I've read an uptick in positivity articles these last few weeks. Maybe they have always been there, maybe they always surface before a school year starts and I've just never noticed. My district went through some shrinking pains last year, redistricting, shuffled teachers. People are nervous and overwhelmed, so it may be due to that, that I've been more sensitive to these types of articles.
Every article I've read has touted be positive, be a marigold, ride the energy bus, be sunshine and rainbows, be kittens, always smile, never yell......... in basic principle, I get it - and mostly agree (see above) but it also sends up red flags for me. Being positive all the time doesn't solve problems, it ignores them.
Feeling angry, upset, disgruntled, about a situation is not bad. It's what you do with those feelings. If all you do is sow more anger and frustration -- you aren't helping the situation or yourself. However, if all you do is pretend that everything is hunky-dory -- you also aren't helping the situation or yourself. (This is how people stay in unhealthy relationships - work and personal)
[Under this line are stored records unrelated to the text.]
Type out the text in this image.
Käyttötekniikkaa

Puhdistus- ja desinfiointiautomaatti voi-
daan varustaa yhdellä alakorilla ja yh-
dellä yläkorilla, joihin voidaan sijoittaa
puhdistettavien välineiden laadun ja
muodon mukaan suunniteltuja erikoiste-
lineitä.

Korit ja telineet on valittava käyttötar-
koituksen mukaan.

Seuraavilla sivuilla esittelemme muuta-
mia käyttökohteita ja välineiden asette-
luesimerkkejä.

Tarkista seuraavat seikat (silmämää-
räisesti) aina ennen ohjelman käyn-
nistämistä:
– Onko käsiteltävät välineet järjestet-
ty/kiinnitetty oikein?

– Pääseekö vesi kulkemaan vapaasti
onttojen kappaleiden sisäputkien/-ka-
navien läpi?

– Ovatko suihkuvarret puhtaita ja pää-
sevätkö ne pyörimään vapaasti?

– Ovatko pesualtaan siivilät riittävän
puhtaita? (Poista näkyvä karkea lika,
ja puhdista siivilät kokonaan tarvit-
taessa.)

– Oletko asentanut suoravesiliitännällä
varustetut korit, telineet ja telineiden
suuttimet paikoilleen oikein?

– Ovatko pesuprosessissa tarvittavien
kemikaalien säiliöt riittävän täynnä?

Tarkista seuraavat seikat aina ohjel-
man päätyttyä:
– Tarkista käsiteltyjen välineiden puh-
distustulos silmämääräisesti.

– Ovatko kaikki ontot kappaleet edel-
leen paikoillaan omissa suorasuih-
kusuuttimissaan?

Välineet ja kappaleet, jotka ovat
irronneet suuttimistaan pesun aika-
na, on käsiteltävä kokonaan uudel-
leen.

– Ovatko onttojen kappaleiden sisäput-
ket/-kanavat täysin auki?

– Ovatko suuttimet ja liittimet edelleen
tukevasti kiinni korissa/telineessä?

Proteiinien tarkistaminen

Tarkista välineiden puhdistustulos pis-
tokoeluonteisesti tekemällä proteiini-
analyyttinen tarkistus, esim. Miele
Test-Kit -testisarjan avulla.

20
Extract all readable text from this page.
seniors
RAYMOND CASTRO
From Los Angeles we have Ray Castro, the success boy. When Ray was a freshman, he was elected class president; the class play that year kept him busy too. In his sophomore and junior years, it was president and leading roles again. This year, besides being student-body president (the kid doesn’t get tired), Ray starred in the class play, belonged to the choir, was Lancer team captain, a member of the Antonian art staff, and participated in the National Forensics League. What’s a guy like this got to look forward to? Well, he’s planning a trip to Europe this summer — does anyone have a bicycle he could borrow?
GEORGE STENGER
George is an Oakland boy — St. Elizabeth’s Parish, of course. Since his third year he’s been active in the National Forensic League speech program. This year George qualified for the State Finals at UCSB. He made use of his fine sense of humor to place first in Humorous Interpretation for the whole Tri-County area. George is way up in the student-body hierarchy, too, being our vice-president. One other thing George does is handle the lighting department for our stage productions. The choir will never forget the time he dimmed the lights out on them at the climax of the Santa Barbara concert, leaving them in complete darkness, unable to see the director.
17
Taking the angry, upset, disgruntled feelings and unpacking them is probably the most productive. Are those feelings due to a long build up of local politics? -- Choose to be involved for change or let it go. Are those feelings due to colleagues? -- Maybe less time in the staff lounge, switch committees. Are those feelings due to managers/admin? -- Maybe talking to them -- or perhaps a new job -- or maybe acceptance of it and move on. Is it the actual work? -- maybe it's time for a new job.
I wish some of the MANY articles I've read would talk about this. It's impossible to be happy and positive all the time -- besides, it's not healthy or productive. Again, I get the concept in general and as I said in the beginning, a positive outlook will often get you further in a tough situation -- but it's not going to solve your situation. Pretending things are okay when they aren't, looking for the good when things are bad can be dangerous -- it's how people convince themselves to stay in unhealthy relationships. Recognizing your feelings and understanding what is causing them and choosing what to do next is far healthier and productive.
I wish the articles would acknowledge that it's okay to have things suck from time to time and to feel all those feelings and then decide what do to about it -- not just mask it with positivity.